Congestion in electricity transmission systems is a common problem all around the world, Georgia included. Two types of congestion are observed in the power sector; physical and economic. Physical congestion occurs when a transmission system is not adequate to supply an increasing amount of electricity. Economic congestion appears when prices in one region are different from those in another region, while cheaper electricity cannot be sold to the region with high prices. Both types of congestion are problematic for Georgia.
Physical congestion is prevalent in Georgia because electricity is heavily used in the eastern part of the country, while most power plants are in the west (such as large HPPs). Economic congestion occurs because cheap electricity in western Georgia cannot always be delivered to eastern Georgia, where power plants produce more expensive electricity.

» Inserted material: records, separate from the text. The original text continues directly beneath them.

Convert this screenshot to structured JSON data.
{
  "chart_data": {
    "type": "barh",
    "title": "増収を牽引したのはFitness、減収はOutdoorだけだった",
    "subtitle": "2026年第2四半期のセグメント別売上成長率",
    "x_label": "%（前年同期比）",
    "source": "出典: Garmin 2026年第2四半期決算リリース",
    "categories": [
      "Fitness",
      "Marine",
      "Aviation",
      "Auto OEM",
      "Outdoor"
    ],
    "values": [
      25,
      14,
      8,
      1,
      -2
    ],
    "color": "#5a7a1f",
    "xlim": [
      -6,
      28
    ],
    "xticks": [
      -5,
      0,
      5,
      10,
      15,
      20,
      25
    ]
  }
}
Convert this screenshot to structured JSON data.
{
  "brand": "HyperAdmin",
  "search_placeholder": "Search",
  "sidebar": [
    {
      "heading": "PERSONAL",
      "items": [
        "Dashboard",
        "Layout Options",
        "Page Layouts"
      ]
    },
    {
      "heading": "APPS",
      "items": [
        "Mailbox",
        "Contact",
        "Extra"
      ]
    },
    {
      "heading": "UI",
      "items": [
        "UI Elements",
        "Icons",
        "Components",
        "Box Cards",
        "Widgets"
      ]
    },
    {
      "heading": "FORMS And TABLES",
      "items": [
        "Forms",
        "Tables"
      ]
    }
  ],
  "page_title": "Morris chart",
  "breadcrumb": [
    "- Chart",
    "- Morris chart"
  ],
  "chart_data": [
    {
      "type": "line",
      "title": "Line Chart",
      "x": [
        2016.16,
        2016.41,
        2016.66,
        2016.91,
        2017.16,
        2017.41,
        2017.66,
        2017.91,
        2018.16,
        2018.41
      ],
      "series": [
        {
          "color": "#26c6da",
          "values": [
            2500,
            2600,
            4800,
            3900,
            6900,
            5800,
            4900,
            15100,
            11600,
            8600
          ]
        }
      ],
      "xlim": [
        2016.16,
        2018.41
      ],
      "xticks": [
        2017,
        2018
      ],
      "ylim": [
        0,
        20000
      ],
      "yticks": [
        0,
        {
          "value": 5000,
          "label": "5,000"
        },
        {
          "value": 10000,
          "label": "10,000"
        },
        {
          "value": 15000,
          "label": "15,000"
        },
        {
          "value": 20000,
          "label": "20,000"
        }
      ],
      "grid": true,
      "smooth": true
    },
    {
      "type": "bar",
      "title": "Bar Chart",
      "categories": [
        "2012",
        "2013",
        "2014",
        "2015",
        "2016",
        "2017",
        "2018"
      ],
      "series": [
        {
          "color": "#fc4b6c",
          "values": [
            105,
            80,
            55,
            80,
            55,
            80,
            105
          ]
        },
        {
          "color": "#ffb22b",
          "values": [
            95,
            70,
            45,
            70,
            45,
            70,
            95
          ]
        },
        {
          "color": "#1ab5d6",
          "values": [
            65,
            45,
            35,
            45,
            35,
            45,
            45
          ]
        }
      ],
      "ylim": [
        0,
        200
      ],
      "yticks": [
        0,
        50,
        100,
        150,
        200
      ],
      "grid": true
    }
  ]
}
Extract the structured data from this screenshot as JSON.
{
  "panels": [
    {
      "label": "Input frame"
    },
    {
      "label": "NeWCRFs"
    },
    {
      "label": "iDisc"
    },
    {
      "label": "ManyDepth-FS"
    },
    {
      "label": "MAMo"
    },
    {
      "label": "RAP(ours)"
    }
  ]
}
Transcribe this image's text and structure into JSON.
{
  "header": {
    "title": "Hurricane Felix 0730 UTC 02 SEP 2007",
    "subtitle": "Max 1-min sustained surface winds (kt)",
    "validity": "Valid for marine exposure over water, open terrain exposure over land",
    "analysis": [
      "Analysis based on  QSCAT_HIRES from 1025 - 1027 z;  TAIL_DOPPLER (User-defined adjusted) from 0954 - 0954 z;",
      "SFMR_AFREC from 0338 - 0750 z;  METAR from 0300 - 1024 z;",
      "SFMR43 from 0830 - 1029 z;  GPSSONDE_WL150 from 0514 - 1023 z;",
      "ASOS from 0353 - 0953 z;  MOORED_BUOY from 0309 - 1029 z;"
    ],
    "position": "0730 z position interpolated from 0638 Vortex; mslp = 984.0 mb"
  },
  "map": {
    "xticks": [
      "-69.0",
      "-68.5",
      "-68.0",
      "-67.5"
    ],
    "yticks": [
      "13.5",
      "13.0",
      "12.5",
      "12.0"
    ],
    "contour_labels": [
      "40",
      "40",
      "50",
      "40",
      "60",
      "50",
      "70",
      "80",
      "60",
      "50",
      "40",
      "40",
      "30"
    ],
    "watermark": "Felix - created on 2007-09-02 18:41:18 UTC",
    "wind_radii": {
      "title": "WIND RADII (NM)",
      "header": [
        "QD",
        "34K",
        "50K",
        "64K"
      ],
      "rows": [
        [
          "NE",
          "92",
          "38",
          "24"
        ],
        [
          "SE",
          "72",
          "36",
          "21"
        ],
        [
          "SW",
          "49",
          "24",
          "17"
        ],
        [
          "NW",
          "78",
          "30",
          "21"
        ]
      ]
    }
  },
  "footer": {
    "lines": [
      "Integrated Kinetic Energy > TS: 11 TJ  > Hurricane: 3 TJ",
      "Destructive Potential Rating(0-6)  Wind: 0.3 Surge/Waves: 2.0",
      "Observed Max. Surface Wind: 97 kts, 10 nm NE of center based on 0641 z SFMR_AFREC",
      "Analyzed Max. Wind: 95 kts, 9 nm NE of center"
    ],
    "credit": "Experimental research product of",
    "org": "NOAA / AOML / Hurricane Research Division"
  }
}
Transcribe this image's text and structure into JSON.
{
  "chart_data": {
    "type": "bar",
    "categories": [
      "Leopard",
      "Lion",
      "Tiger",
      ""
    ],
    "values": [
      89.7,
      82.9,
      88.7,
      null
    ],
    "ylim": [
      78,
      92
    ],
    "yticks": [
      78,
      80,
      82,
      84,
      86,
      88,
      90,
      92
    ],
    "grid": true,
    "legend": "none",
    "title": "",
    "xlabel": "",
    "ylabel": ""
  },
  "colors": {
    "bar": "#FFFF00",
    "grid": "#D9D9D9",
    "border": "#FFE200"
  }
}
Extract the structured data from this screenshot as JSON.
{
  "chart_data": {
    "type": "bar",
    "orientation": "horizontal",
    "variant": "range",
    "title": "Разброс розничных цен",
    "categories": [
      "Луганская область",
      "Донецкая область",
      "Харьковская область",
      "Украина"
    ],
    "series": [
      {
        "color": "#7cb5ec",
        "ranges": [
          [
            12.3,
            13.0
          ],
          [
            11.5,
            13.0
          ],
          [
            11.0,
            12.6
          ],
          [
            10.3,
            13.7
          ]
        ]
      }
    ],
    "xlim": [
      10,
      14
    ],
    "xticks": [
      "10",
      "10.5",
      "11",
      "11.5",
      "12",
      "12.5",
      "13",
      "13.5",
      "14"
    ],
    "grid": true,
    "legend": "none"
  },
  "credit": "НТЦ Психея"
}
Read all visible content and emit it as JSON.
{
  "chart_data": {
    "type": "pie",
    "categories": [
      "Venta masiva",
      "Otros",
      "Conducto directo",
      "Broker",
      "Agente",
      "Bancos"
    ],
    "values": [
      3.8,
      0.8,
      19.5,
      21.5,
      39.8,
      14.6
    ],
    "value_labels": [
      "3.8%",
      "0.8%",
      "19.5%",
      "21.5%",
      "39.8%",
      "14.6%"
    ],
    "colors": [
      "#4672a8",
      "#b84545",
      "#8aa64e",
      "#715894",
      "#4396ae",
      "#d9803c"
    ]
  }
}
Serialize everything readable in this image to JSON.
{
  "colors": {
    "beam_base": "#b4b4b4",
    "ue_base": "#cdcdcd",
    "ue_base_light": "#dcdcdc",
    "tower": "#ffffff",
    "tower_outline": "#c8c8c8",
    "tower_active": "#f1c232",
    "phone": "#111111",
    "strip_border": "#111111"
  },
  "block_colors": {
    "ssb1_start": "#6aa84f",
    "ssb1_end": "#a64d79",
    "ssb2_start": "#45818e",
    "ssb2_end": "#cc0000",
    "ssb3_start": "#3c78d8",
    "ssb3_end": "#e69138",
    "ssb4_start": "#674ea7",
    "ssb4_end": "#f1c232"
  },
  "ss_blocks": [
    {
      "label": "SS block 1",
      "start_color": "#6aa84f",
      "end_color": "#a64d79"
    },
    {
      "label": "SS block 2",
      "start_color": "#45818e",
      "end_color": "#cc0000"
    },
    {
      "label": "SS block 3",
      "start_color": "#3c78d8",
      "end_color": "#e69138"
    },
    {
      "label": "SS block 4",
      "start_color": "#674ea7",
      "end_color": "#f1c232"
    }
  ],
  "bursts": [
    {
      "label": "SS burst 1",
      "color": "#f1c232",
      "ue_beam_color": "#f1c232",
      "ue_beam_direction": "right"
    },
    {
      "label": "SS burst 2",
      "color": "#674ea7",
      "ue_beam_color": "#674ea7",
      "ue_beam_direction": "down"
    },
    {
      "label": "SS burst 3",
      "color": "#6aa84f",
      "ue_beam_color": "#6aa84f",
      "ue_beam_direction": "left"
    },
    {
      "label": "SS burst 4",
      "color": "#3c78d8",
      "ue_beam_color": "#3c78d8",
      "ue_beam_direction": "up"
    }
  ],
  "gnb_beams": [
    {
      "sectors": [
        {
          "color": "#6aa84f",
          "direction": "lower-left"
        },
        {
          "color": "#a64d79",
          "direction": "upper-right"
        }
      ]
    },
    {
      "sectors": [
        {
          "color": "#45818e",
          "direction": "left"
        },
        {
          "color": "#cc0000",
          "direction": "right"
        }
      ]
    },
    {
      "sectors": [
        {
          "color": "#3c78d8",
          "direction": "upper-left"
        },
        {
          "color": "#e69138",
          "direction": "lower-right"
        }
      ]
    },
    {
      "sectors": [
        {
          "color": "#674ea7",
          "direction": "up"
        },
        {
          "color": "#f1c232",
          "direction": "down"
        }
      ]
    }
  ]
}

Michael James Delphia, Senior Energy Expert of USAID's Governing for Growth (G4G) project, explained these problems in a public lecture to the ISET community and other invited guests on June 2nd. Mr. Delphia suggested different market mechanisms which could be a solution to significant economic congestion in the Georgian power sector. Most importantly, he discussed the concept of nodal pricing that is primarily used in the U.S. and Central America, and while this approach is less popular in Europe, it could possibly be a better solution to the economic congestion problem then the planning approach used in European power markets. After discussing these concepts, Mr. Delphia made several comments and answered questions on the current trends of power market development in Georgia and across the world.
Mr. Delphia has headed a number of USAID projects in Georgia aimed at reforming the country’s power sector. Throughout his career, Mr. Delphia spent around 20 years in the US energy industry and has supported power and gas reforms in over 70 countries around the world.